"I'm taking a mommy moment here... I need to breathe. I just strapped my screaming struggling 2.5 year old into his car seat and sent my poor husband on a drive with him. It's been an entire weekend of whining, screaming, tantrums, crying, throwing himself on the floor. He doesn't want to eat, to sleep, to get dressed, to take a bath, to get in the car, to stay home, to go outside, these things send him into fits of rage and tears. He doesn't want to do anything but play with his trains and watch movies. Is this what they call terrible twos? Is he sick, is he hurt, is he upset about the dog joining the family? I have no answers and no solutions. I have gotten no work done all week, and I am mentally and physically empty. I tried to work yesterday while he napped and all that came out was very very bad art. I tried to finish a painting I had done a few nights before and I completely overworked it and just had to let it go. (I tore it in half actually, it felt really good). I started to think last night that I am out of my mind to try to do craft fairs this Fall while also doing full time childcare of my son. Who does that? Other people don't do it alone, they get help. They find a babysitter, wrangle a relative, pick a daycare to alleviate the demands both motherhood and art business have on them. These are really smart people. I start to freak out that I don't have enough made, but then freak out that my son is stressed and needs more of me. I started to have mini panic attacks about damaging my son by my lack of focus and sporadic attention. He's not an easy child. I know this. He is actually a very complicated and difficult little boy to keep happy. He's like me, passionate and emotional, and a tad dramatic at times and very very stubborn;) I adore this little man more than anything in this world. Its just that being a mommy isn't enough for me. I need a bit more, but he wants all of me all the time, and now even that doesn't seem to be enough for him. What am I doing wrong?"
image from here
24 hours later, I feel better and so does my son. Turns out that he is teething. We finally realized this late last night when he tried to take a bite of his spaghetti and started to cry and then grabbed my finger and shoved it in the back of his mouth. I have a teething toddler, not an out of control little monster (which is how I felt yesterday afternoon). Today he is sweet again, soothed with some tylenol and frozen yogurt sticks. We have made up, finally gotten a good nights sleep, and peace is restored to our home. Its amazing to me how effortlessly my art process reflects what is going on in my life. That last painting I ruined this weekend happened because I would not slow down, really look and feel what it really needed, I just kept trying and adding and adding, and pushing the image until it was over worked, washed out, overly saturated.
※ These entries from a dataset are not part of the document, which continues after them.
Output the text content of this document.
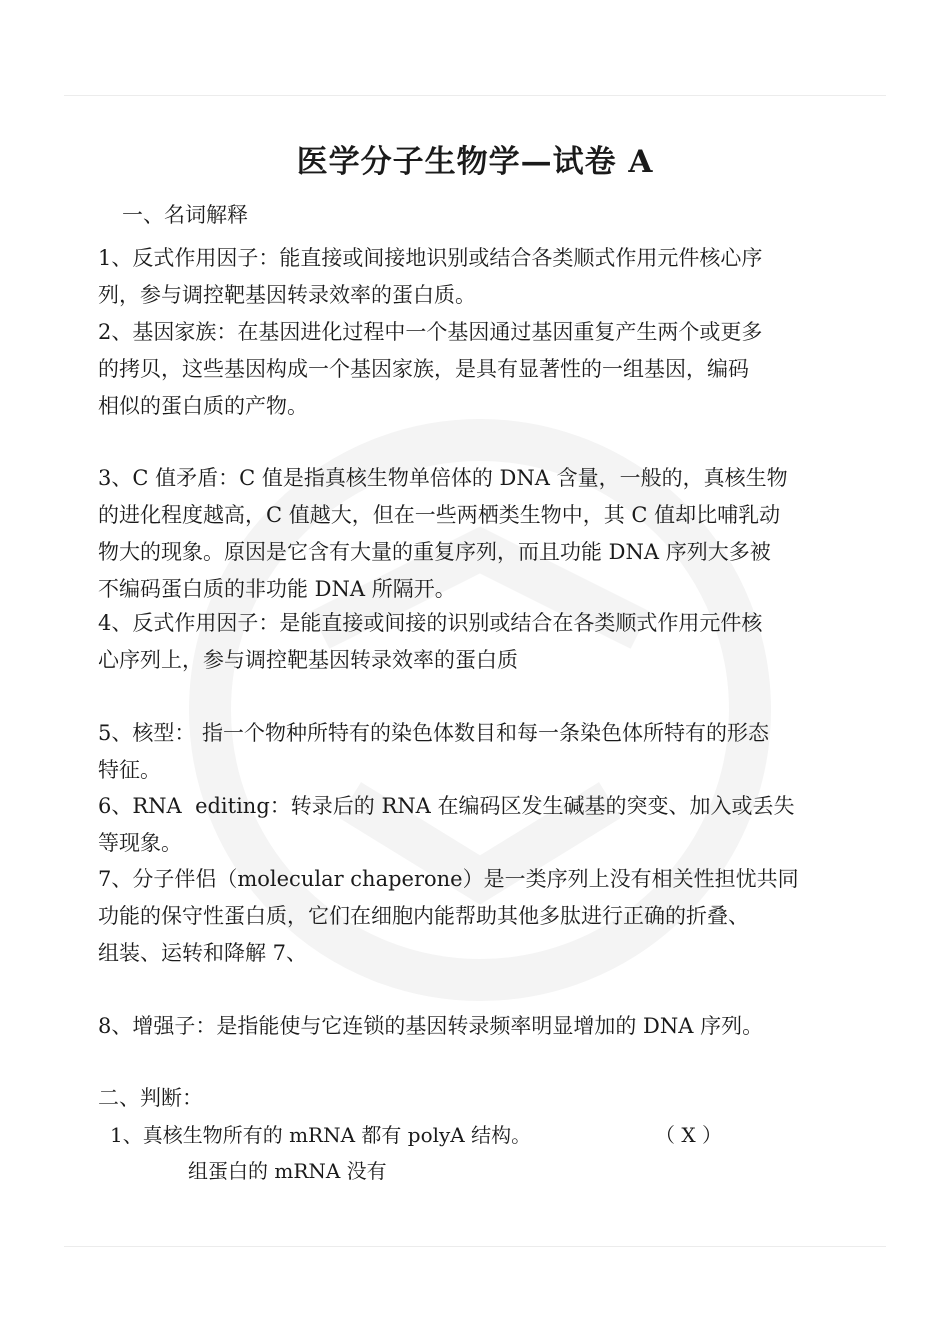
医学分子生物学—试卷 A
一、名词解释
1、反式作用因子：能直接或间接地识别或结合各类顺式作用元件核心序
列，参与调控靶基因转录效率的蛋白质。
2、基因家族：在基因进化过程中一个基因通过基因重复产生两个或更多
的拷贝，这些基因构成一个基因家族，是具有显著性的一组基因，编码
相似的蛋白质的产物。
3、C 值矛盾：C 值是指真核生物单倍体的 DNA 含量，一般的，真核生物
的进化程度越高，C 值越大，但在一些两栖类生物中，其 C 值却比哺乳动
物大的现象。原因是它含有大量的重复序列，而且功能 DNA 序列大多被
不编码蛋白质的非功能 DNA 所隔开。
4、反式作用因子：是能直接或间接的识别或结合在各类顺式作用元件核
心序列上，参与调控靶基因转录效率的蛋白质
5、核型： 指一个物种所特有的染色体数目和每一条染色体所特有的形态
特征。
6、RNA  editing：转录后的 RNA 在编码区发生碱基的突变、加入或丢失
等现象。
7、分子伴侣（molecular chaperone）是一类序列上没有相关性担忧共同
功能的保守性蛋白质，它们在细胞内能帮助其他多肽进行正确的折叠、
组装、运转和降解 7、
8、增强子：是指能使与它连锁的基因转录频率明显增加的 DNA 序列。
二、判断：
1、真核生物所有的 mRNA 都有 polyA 结构。	（ X ）
组蛋白的 mRNA 没有
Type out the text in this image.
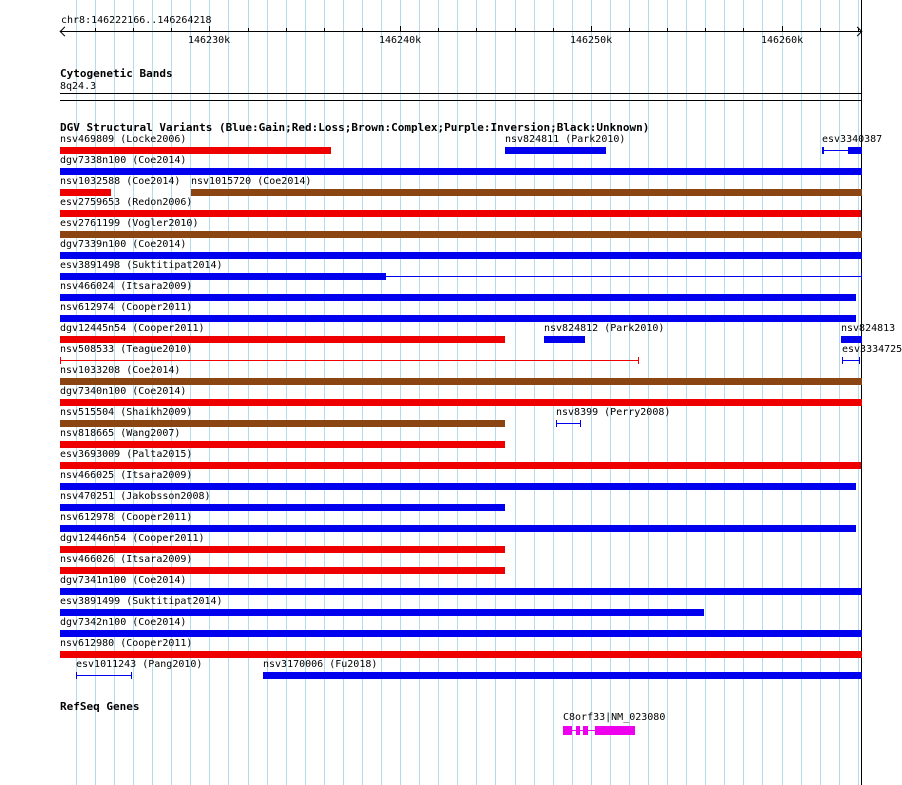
chr8:146222166..146264218
146230k	146240k	146250k	146260k
Cytogenetic Bands
8q24.3
DGV Structural Variants (Blue:Gain;Red:Loss;Brown:Complex;Purple:Inversion;Black:Unknown)
nsv469809 (Locke2006)	nsv824811 (Park2010)	esv3340387
dgv7338n100 (Coe2014)
nsv1032588 (Coe2014) nsv1015720 (Coe2014)
esv2759653 (Redon2006)
esv2761199 (Vogler2010)
dgv7339n100 (Coe2014)
esv3891498 (Suktitipat2014)
nsv466024 (Itsara2009)
nsv612974 (Cooper2011)
dgv12445n54 (Cooper2011)	nsv824812 (Park2010)	nsv824813
nsv508533 (Teague2010)	esv3334725
nsv1033208 (Coe2014)
dgv7340n100 (Coe2014)
nsv515504 (Shaikh2009)	nsv8399 (Perry2008)
nsv818665 (Wang2007)
esv3693009 (Palta2015)
nsv466025 (Itsara2009)
nsv470251 (Jakobsson2008)
nsv612978 (Cooper2011)
dgv12446n54 (Cooper2011)
nsv466026 (Itsara2009)
dgv7341n100 (Coe2014)
esv3891499 (Suktitipat2014)
dgv7342n100 (Coe2014)
nsv612980 (Cooper2011)
esv1011243 (Pang2010)	nsv3170006 (Fu2018)
RefSeq Genes
C8orf33|NM_023080
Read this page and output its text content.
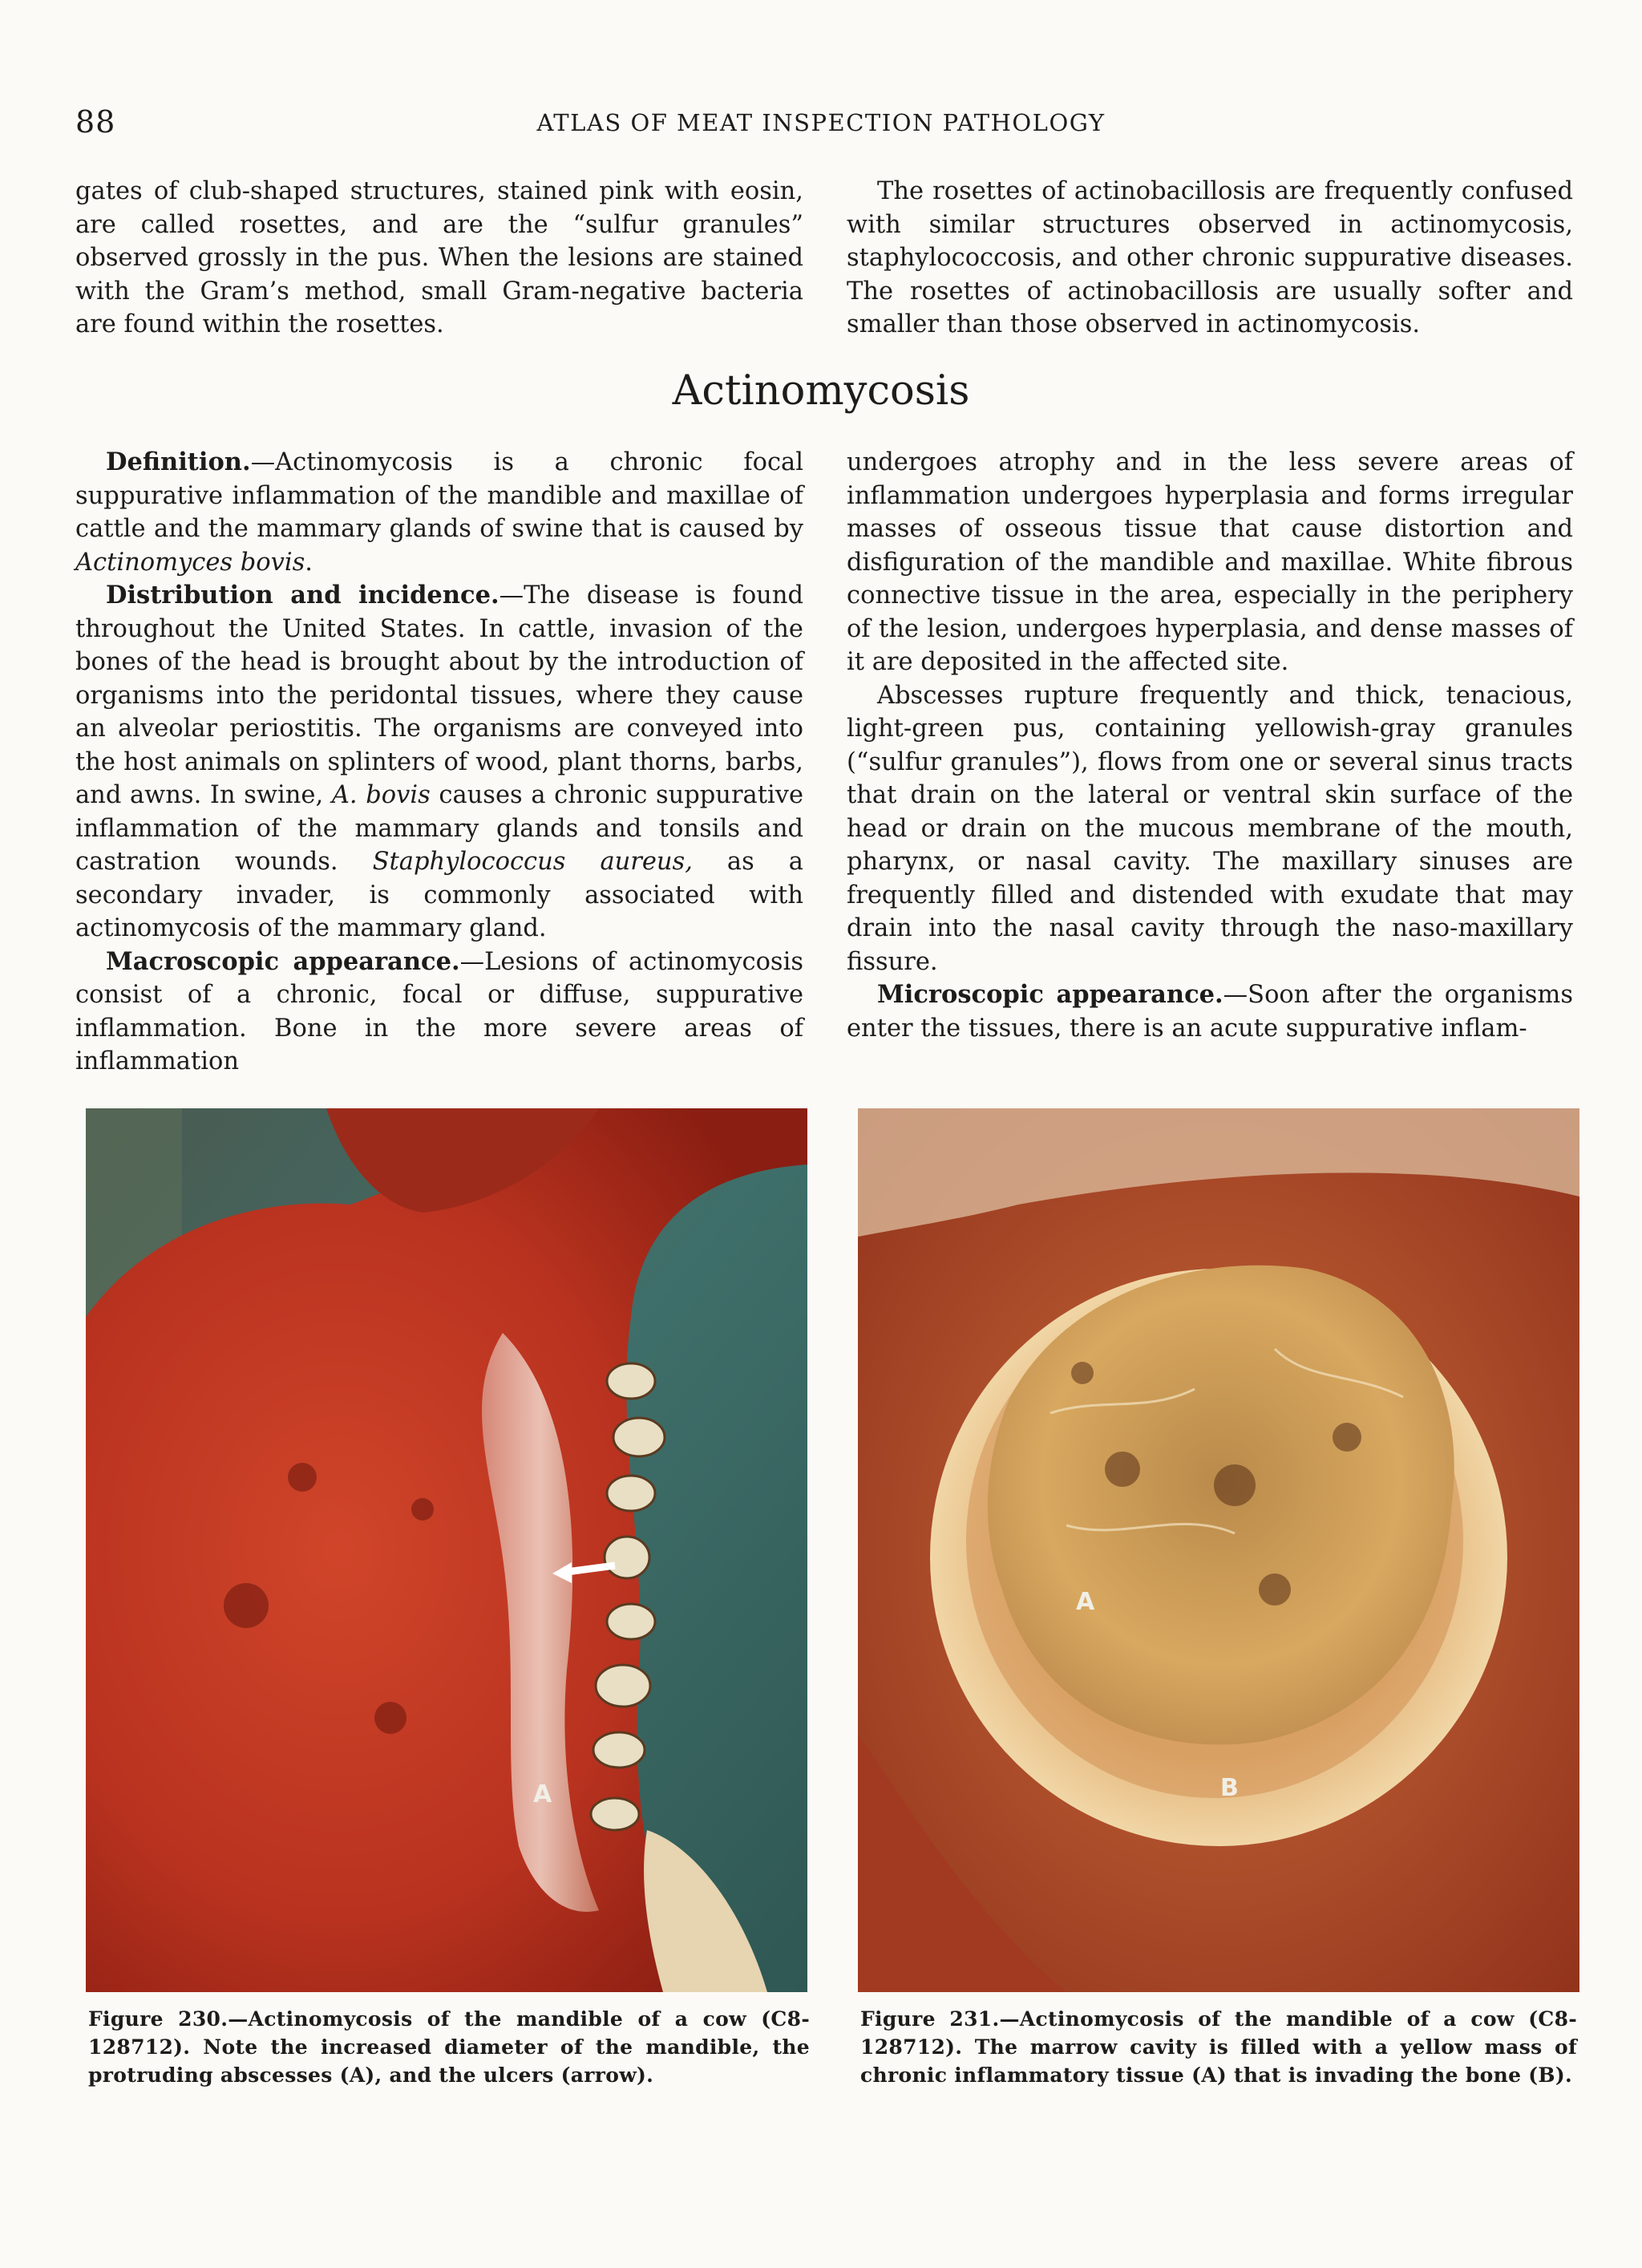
88	ATLAS OF MEAT INSPECTION PATHOLOGY

gates of club-shaped structures, stained pink with eosin, are called rosettes, and are the “sulfur granules” observed grossly in the pus. When the lesions are stained with the Gram’s method, small Gram-negative bacteria are found within the rosettes.

The rosettes of actinobacillosis are frequently confused with similar structures observed in actinomycosis, staphylococcosis, and other chronic suppurative diseases. The rosettes of actinobacillosis are usually softer and smaller than those observed in actinomycosis.

Actinomycosis

Definition.—Actinomycosis is a chronic focal suppurative inflammation of the mandible and maxillae of cattle and the mammary glands of swine that is caused by Actinomyces bovis.

Distribution and incidence.—The disease is found throughout the United States. In cattle, invasion of the bones of the head is brought about by the introduction of organisms into the peridontal tissues, where they cause an alveolar periostitis. The organisms are conveyed into the host animals on splinters of wood, plant thorns, barbs, and awns. In swine, A. bovis causes a chronic suppurative inflammation of the mammary glands and tonsils and castration wounds. Staphylococcus aureus, as a secondary invader, is commonly associated with actinomycosis of the mammary gland.

Macroscopic appearance.—Lesions of actinomycosis consist of a chronic, focal or diffuse, suppurative inflammation. Bone in the more severe areas of inflammation

undergoes atrophy and in the less severe areas of inflammation undergoes hyperplasia and forms irregular masses of osseous tissue that cause distortion and disfiguration of the mandible and maxillae. White fibrous connective tissue in the area, especially in the periphery of the lesion, undergoes hyperplasia, and dense masses of it are deposited in the affected site.

Abscesses rupture frequently and thick, tenacious, light-green pus, containing yellowish-gray granules (“sulfur granules”), flows from one or several sinus tracts that drain on the lateral or ventral skin surface of the head or drain on the mucous membrane of the mouth, pharynx, or nasal cavity. The maxillary sinuses are frequently filled and distended with exudate that may drain into the nasal cavity through the naso-maxillary fissure.

Microscopic appearance.—Soon after the organisms enter the tissues, there is an acute suppurative inflam-

A
A
B
Figure 230.—Actinomycosis of the mandible of a cow (C8-128712). Note the increased diameter of the mandible, the protruding abscesses (A), and the ulcers (arrow).
Figure 231.—Actinomycosis of the mandible of a cow (C8-128712). The marrow cavity is filled with a yellow mass of chronic inflammatory tissue (A) that is invading the bone (B).
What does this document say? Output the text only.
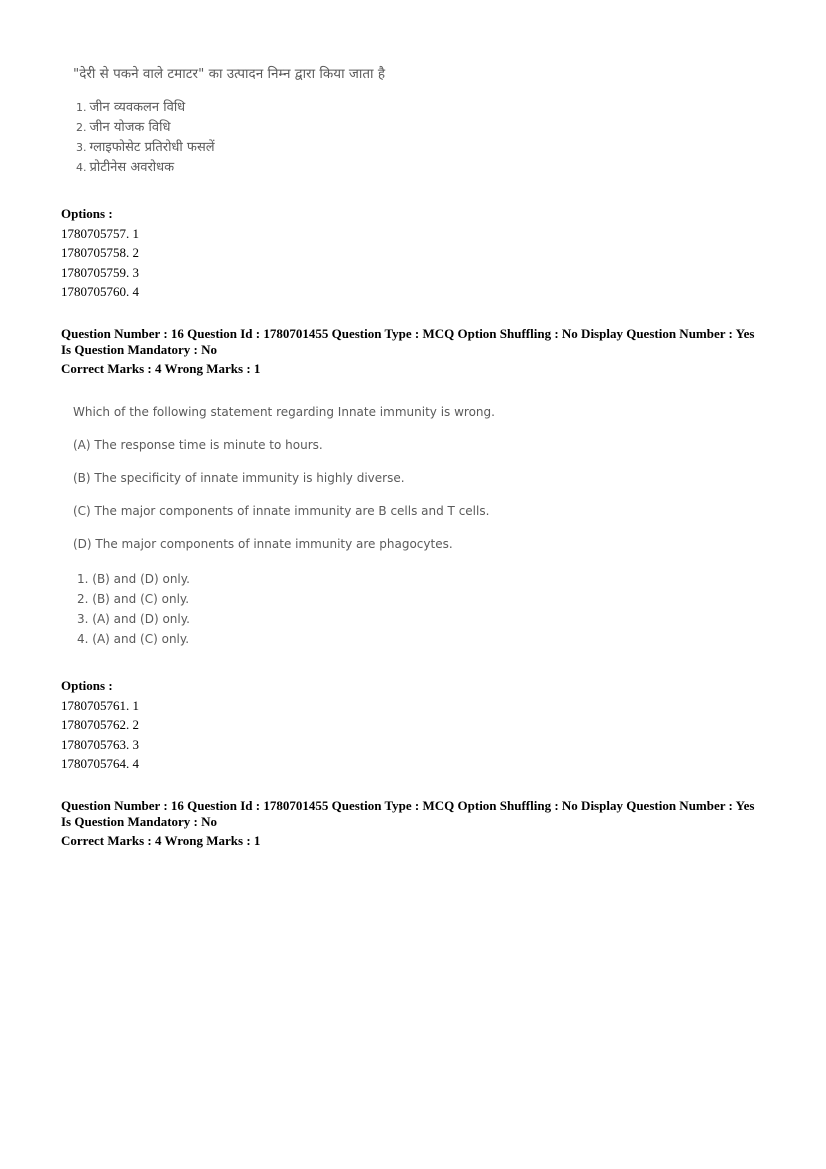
"देरी से पकने वाले टमाटर" का उत्पादन निम्न द्वारा किया जाता है
1. जीन व्यवकलन विधि
2. जीन योजक विधि
3. ग्लाइफोसेट प्रतिरोधी फसलें
4. प्रोटीनेस अवरोधक
Options :
1780705757. 1
1780705758. 2
1780705759. 3
1780705760. 4
Question Number : 16 Question Id : 1780701455 Question Type : MCQ Option Shuffling : No Display Question Number : Yes
Is Question Mandatory : No
Correct Marks : 4 Wrong Marks : 1
Which of the following statement regarding Innate immunity is wrong.
(A) The response time is minute to hours.
(B) The specificity of innate immunity is highly diverse.
(C) The major components of innate immunity are B cells and T cells.
(D) The major components of innate immunity are phagocytes.
1. (B) and (D) only.
2. (B) and (C) only.
3. (A) and (D) only.
4. (A) and (C) only.
Options :
1780705761. 1
1780705762. 2
1780705763. 3
1780705764. 4
Question Number : 16 Question Id : 1780701455 Question Type : MCQ Option Shuffling : No Display Question Number : Yes
Is Question Mandatory : No
Correct Marks : 4 Wrong Marks : 1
I was doing the same thing with my son, over doing it, trying too hard, not listening or feeling, and it was overwhelming and chaotic.
Here's whats left of my painting. Its just a piece from what I ripped apart, but I thought I'd keep it to remind me of what happens when I push too hard and stop listening. So this week I am trying to be more present (again), take more time to do things, listen and feel my way through each process. I find that it helps when I start to feel out of control, too many expectations on me all at once, I whisper out loud "I am here" and it brings me back to center. It is a prayer for me, but it can be whatever you need in your life, if you find yourself overwhelmed with all the many facets and complications it brings. So for now, "I am here." I am listening and taking some time.
Heres a little bit of what I did get done this weekend. Be blessed where you are at today.